How do I keep up with long political threads? September 1, 2017 6:54 AM   Subscribe

As a Brit I find the recent US political threads compelling but it is difficult to keep up with the volume of posts. Is there a way to filter such threads by the amount of favorites each post has? Or is there another good way to skim the best of such high volume threads without it being a full time job?
posted by epo to Feature Requests at 6:54 AM (14 comments total) 1 user marked this as a favorite

You could try the Metafilter MultiFavorited Multiwidth extension for Chrome. It "highlights multifavorited comments with bars whose width indicates the number of favorites."
posted by DirtyOldTown at 6:55 AM on September 1, 2017 [3 favorites]


Possibly useful, easily overlooked: "add to activity" allows you to follow threads in Recent Activity without commenting in them. Also, the wiki has a page on the politics megathreads.
posted by goodnewsfortheinsane (staff) at 7:11 AM on September 1, 2017


I use graphfi.
posted by phunniemee at 7:12 AM on September 1, 2017 [1 favorite]


Reading until your eyes are blurry with tears of rage then stopping also cuts things to a more manageable level.
posted by DirtyOldTown at 7:41 AM on September 1, 2017 [15 favorites]


I use the MultiFavorited script as well (a hacked up version of the original Greasemonkey user script on Firefox) but I also find MetaFilter Per-User Display Customizations useful for highlighting the contributions of some folks that tend to post interesting comments. In a long thread that I'm behind on, I'll generally scan through comment-by-comment, trying to read everything for context, but making sure to stop for the ones that have been highly-faved or are from users I've chosen to highlight the contributions of.
posted by tonycpsu at 7:43 AM on September 1, 2017


The chrome MultiFavourited script just let me highlight scan the recent thread in about 10-15 minutes, brilliant. Highly recommended as someone who's been skipping the political threads for the same reasons. I use two browsers so keeping the political threads on browser only and regular metafilter on the other already is fine.
posted by dorothyisunderwood at 7:56 AM on September 1, 2017


There's also, under POPULAR on the front page, the Popular Favorites page, which collects all highly-favorited comments and posts from across the main site.
posted by the man of twists and turns at 8:16 AM on September 1, 2017 [1 favorite]


Reading until your eyes are blurry with tears of rage then stopping also cuts things to a more manageable level.

When I do that it usually gets me to about comment 3 so I feel like I'm missing a lot of nuance but maybe not
posted by billiebee at 10:13 AM on September 1, 2017 [5 favorites]

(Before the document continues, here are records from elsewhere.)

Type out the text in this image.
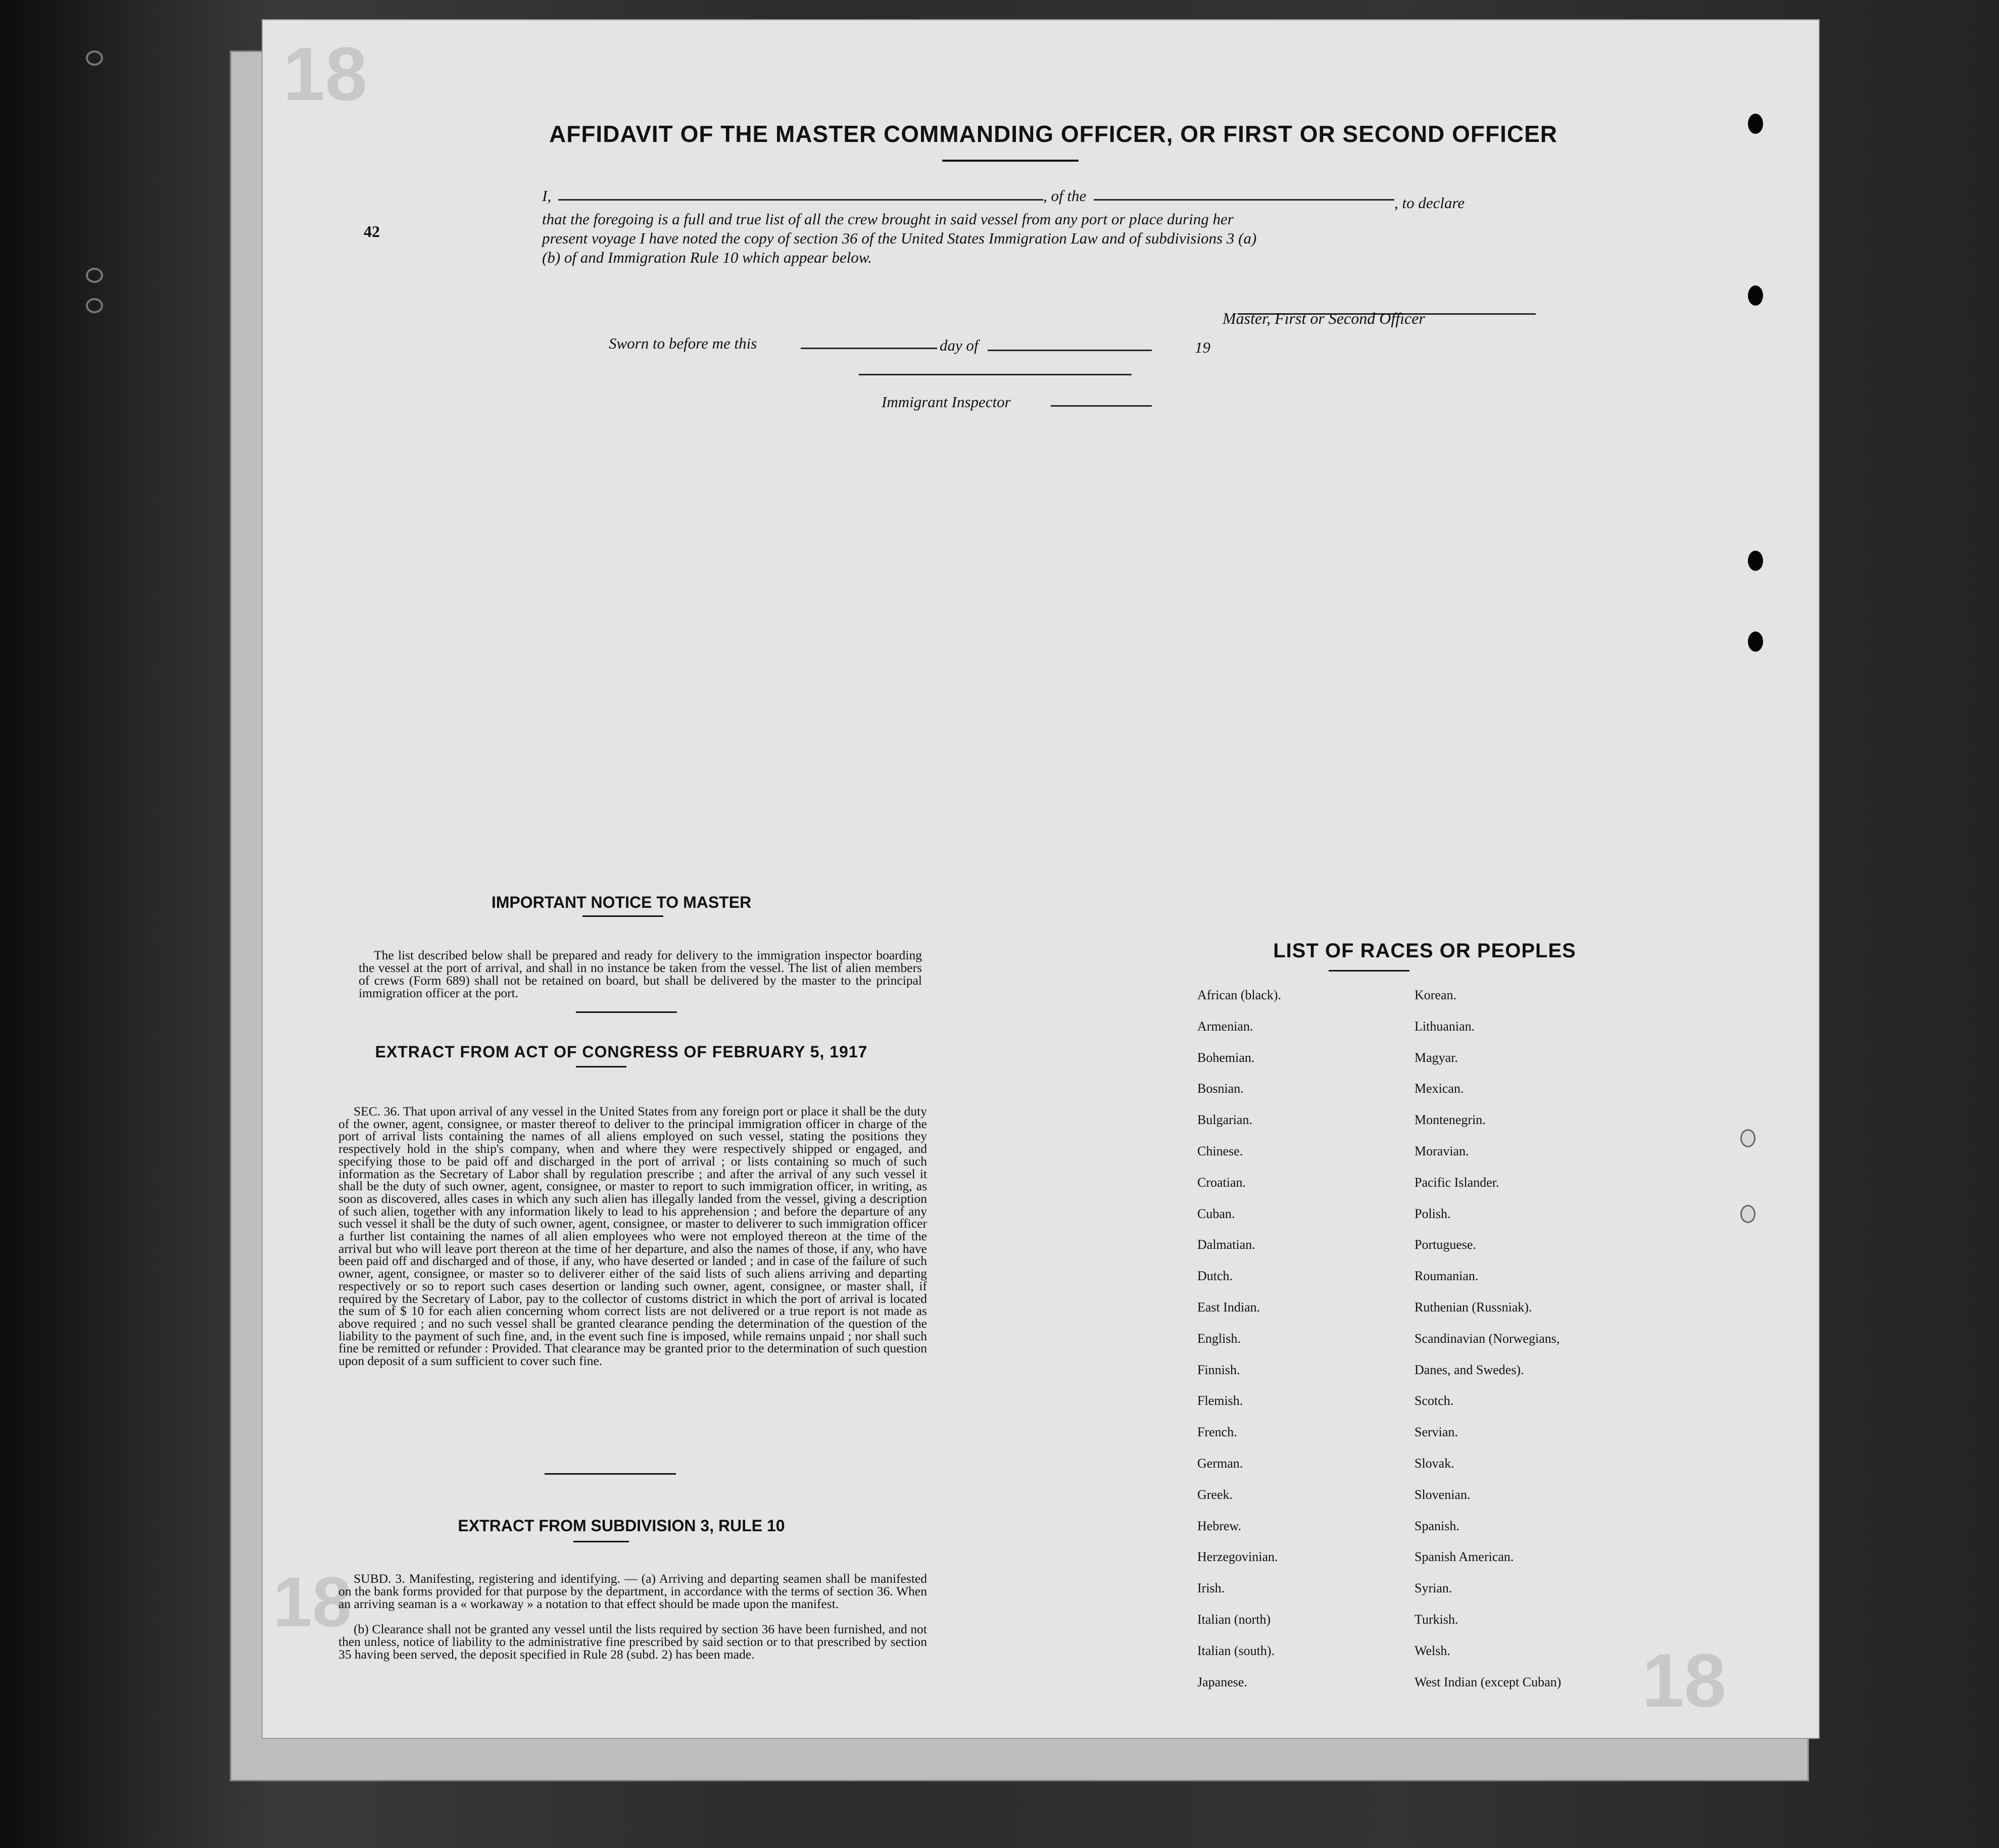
18
18
18
AFFIDAVIT OF THE MASTER COMMANDING OFFICER, OR FIRST OR SECOND OFFICER
42
I,	, of the	, to declare
that the foregoing is a full and true list of all the crew brought in said vessel from any port or place during her
present voyage I have noted the copy of section 36 of the United States Immigration Law and of subdivisions 3 (a)
(b) of and Immigration Rule 10 which appear below.
Master, First or Second Officer
Sworn to before me this	day of	19
Immigrant Inspector
IMPORTANT NOTICE TO MASTER
The list described below shall be prepared and ready for delivery to the immigration inspector boarding the vessel at the port of arrival, and shall in no instance be taken from the vessel. The list of alien members of crews (Form 689) shall not be retained on board, but shall be delivered by the master to the principal immigration officer at the port.
EXTRACT FROM ACT OF CONGRESS OF FEBRUARY 5, 1917
SEC. 36. That upon arrival of any vessel in the United States from any foreign port or place it shall be the duty of the owner, agent, consignee, or master thereof to deliver to the principal immigration officer in charge of the port of arrival lists containing the names of all aliens employed on such vessel, stating the positions they respectively hold in the ship's company, when and where they were respectively shipped or engaged, and specifying those to be paid off and discharged in the port of arrival ; or lists containing so much of such information as the Secretary of Labor shall by regulation prescribe ; and after the arrival of any such vessel it shall be the duty of such owner, agent, consignee, or master to report to such immigration officer, in writing, as soon as discovered, alles cases in which any such alien has illegally landed from the vessel, giving a description of such alien, together with any information likely to lead to his apprehension ; and before the departure of any such vessel it shall be the duty of such owner, agent, consignee, or master to deliverer to such immigration officer a further list containing the names of all alien employees who were not employed thereon at the time of the arrival but who will leave port thereon at the time of her departure, and also the names of those, if any, who have been paid off and discharged and of those, if any, who have deserted or landed ; and in case of the failure of such owner, agent, consignee, or master so to deliverer either of the said lists of such aliens arriving and departing respectively or so to report such cases desertion or landing such owner, agent, consignee, or master shall, if required by the Secretary of Labor, pay to the collector of customs district in which the port of arrival is located the sum of $ 10 for each alien concerning whom correct lists are not delivered or a true report is not made as above required ; and no such vessel shall be granted clearance pending the determination of the question of the liability to the payment of such fine, and, in the event such fine is imposed, while remains unpaid ; nor shall such fine be remitted or refunder : Provided. That clearance may be granted prior to the determination of such question upon deposit of a sum sufficient to cover such fine.
EXTRACT FROM SUBDIVISION 3, RULE 10
SUBD. 3. Manifesting, registering and identifying. — (a) Arriving and departing seamen shall be manifested on the bank forms provided for that purpose by the department, in accordance with the terms of section 36. When an arriving seaman is a « workaway » a notation to that effect should be made upon the manifest.
(b) Clearance shall not be granted any vessel until the lists required by section 36 have been furnished, and not then unless, notice of liability to the administrative fine prescribed by said section or to that prescribed by section 35 having been served, the deposit specified in Rule 28 (subd. 2) has been made.
LIST OF RACES OR PEOPLES
African (black).
Armenian.
Bohemian.
Bosnian.
Bulgarian.
Chinese.
Croatian.
Cuban.
Dalmatian.
Dutch.
East Indian.
English.
Finnish.
Flemish.
French.
German.
Greek.
Hebrew.
Herzegovinian.
Irish.
Italian (north)
Italian (south).
Japanese.
Korean.
Lithuanian.
Magyar.
Mexican.
Montenegrin.
Moravian.
Pacific Islander.
Polish.
Portuguese.
Roumanian.
Ruthenian (Russniak).
Scandinavian (Norwegians,
Danes, and Swedes).
Scotch.
Servian.
Slovak.
Slovenian.
Spanish.
Spanish American.
Syrian.
Turkish.
Welsh.
West Indian (except Cuban)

Just read my comments, that's the cream of the crop right there.
posted by Chrysostom at 12:45 PM on September 1, 2017 [4 favorites]

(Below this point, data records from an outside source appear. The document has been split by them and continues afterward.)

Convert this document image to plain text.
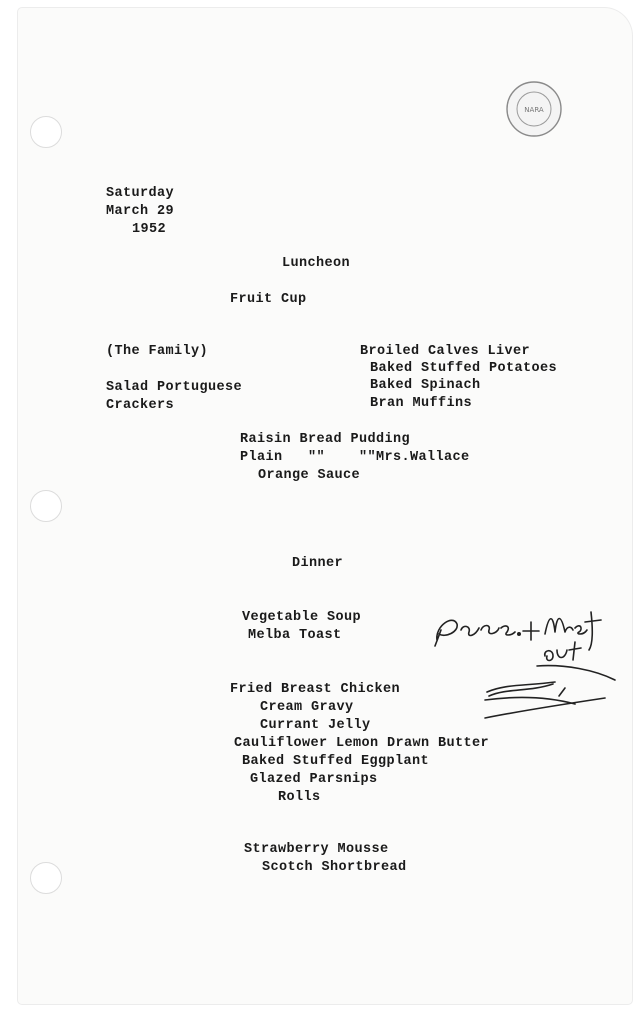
NARA
Saturday
March 29
1952
Luncheon
Fruit Cup
(The Family)
Salad Portuguese
Crackers
Broiled Calves Liver
Baked Stuffed Potatoes
Baked Spinach
Bran Muffins
Raisin Bread Pudding
Plain   ""    ""Mrs.Wallace
Orange Sauce
Dinner
Vegetable Soup
Melba Toast
Fried Breast Chicken
Cream Gravy
Currant Jelly
Cauliflower Lemon Drawn Butter
Baked Stuffed Eggplant
Glazed Parsnips
Rolls
Strawberry Mousse
Scotch Shortbread
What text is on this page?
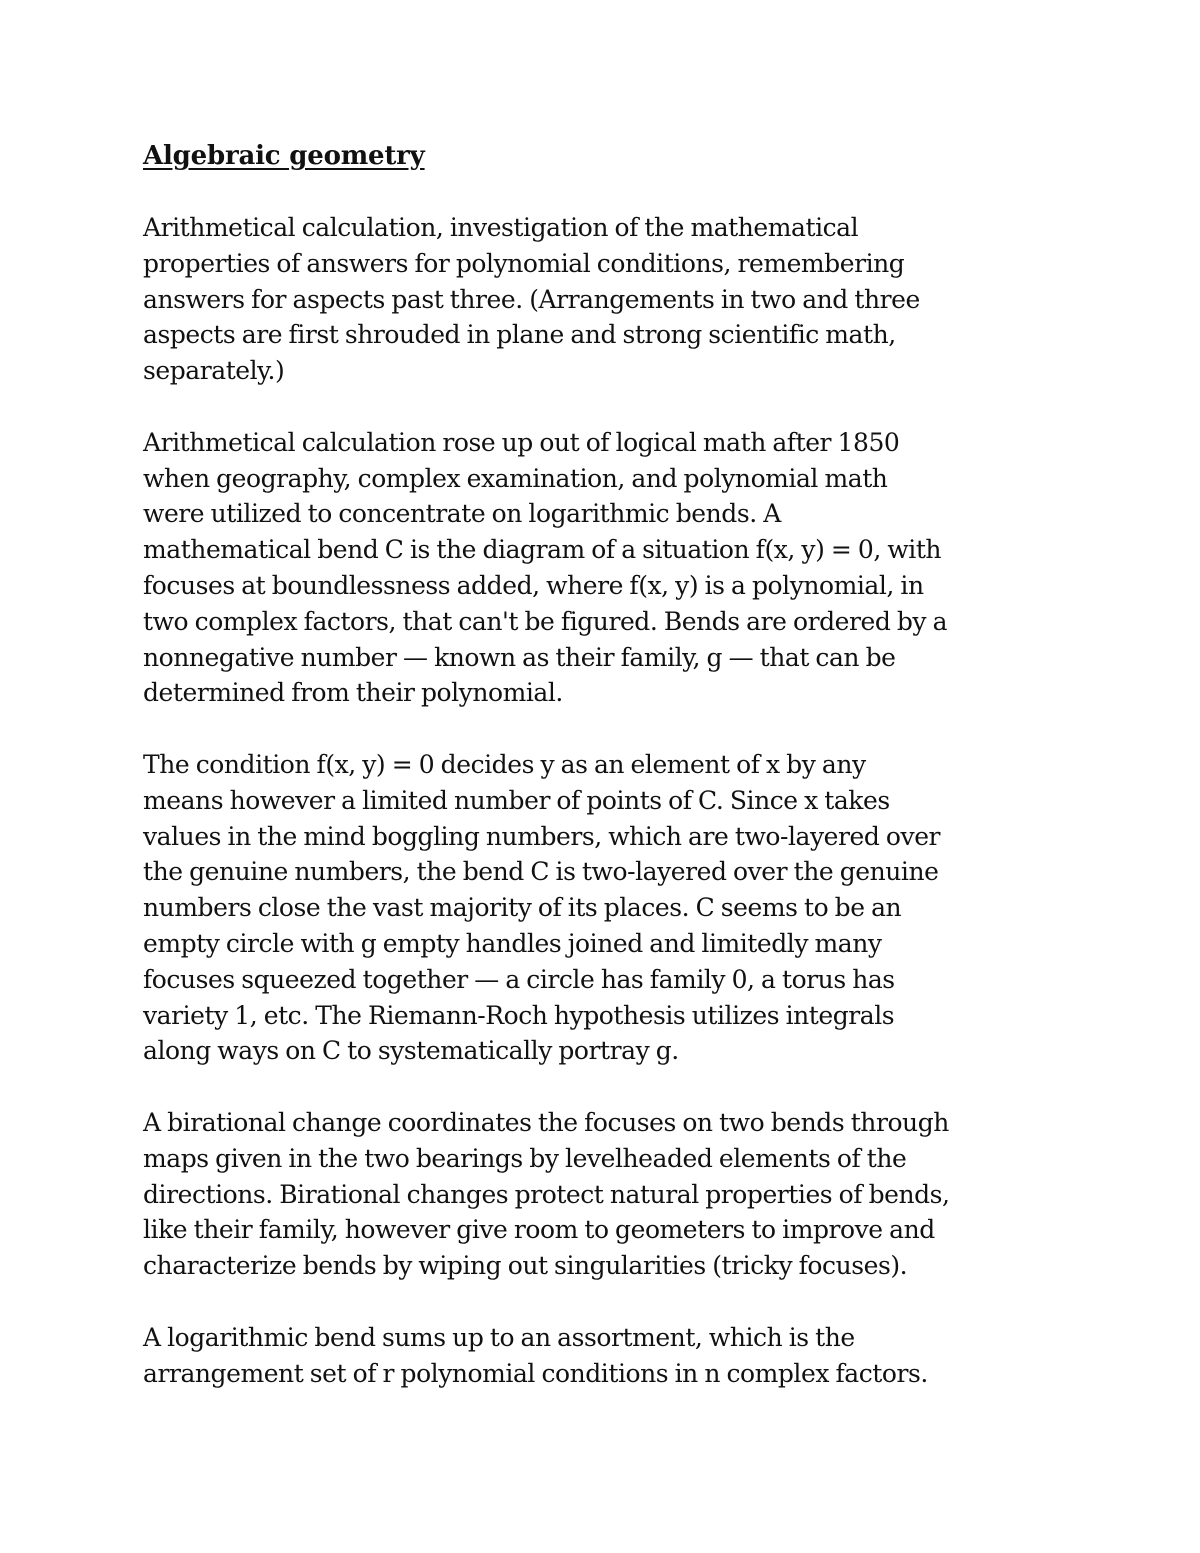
Algebraic geometry
Arithmetical calculation, investigation of the mathematical
properties of answers for polynomial conditions, remembering
answers for aspects past three. (Arrangements in two and three
aspects are first shrouded in plane and strong scientific math,
separately.)
Arithmetical calculation rose up out of logical math after 1850
when geography, complex examination, and polynomial math
were utilized to concentrate on logarithmic bends. A
mathematical bend C is the diagram of a situation f(x, y) = 0, with
focuses at boundlessness added, where f(x, y) is a polynomial, in
two complex factors, that can't be figured. Bends are ordered by a
nonnegative number — known as their family, g — that can be
determined from their polynomial.
The condition f(x, y) = 0 decides y as an element of x by any
means however a limited number of points of C. Since x takes
values in the mind boggling numbers, which are two-layered over
the genuine numbers, the bend C is two-layered over the genuine
numbers close the vast majority of its places. C seems to be an
empty circle with g empty handles joined and limitedly many
focuses squeezed together — a circle has family 0, a torus has
variety 1, etc. The Riemann-Roch hypothesis utilizes integrals
along ways on C to systematically portray g.
A birational change coordinates the focuses on two bends through
maps given in the two bearings by levelheaded elements of the
directions. Birational changes protect natural properties of bends,
like their family, however give room to geometers to improve and
characterize bends by wiping out singularities (tricky focuses).
A logarithmic bend sums up to an assortment, which is the
arrangement set of r polynomial conditions in n complex factors.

More seriously, you might want to start paying attention to the commenters, for what you want. My comments are usually either straight news items, or one liners, I don't do a whole ton of analysis. zachlipton has a lot of news, Excommunicated Cardinal has good historical background, You Can't Tip A Buick will tell you how this fits into the Hegelian dialectic, etc.
posted by Chrysostom at 12:59 PM on September 1, 2017 [3 favorites]


Always rotate your ammuntion.
posted by clavdivs at 1:05 PM on September 1, 2017


I copy the last post I've read into a Word document; a few hours / days later I skip back to that point and start scanning the first sentence of longer posts. If I stay within 24 hours, I'm good. Otherwise, I'm with the "read until my eyes blur / ears steam" team. Long walks and being outdoors are restorative. Reading every post in real time -- not so much. I did that during the election as much as possible, and spent too much time yelling at my computer to no effect.
posted by free f_ cat at 1:49 PM on September 1, 2017


When I get way behind at a fast-moving time, I split into two tabs of the same page. One I skip to the end and follow new comments. The other I just scan from where I left off reading the titles of offsite links. Sometimes I'll right-click a post timestamp and 'open in new tab' so I can come back to that spot and read more thoroughly later. If I have time and I'm still following the conversation in real-time, I go back and read every comment in the other tab because I do feel like I lose a lot by skimming. But aint nobody got time for that EVERY day.
posted by ctmf at 11:14 AM on September 2, 2017 [1 favorite]


Reading until your eyes are blurry with tears of rage then stopping also cuts things to a more manageable level.

I tend to go for a similar rig work x-on-y-off schedule.

But with toggle points based on how cringe inducing the memory of my own last comments are the next morning (as a self timeout) and how immediate the need is for a long-form reasoned commentary on the week's latest sea-change in world politics (as opposed to the never ending epigrams of antagonism and despair from the twitters).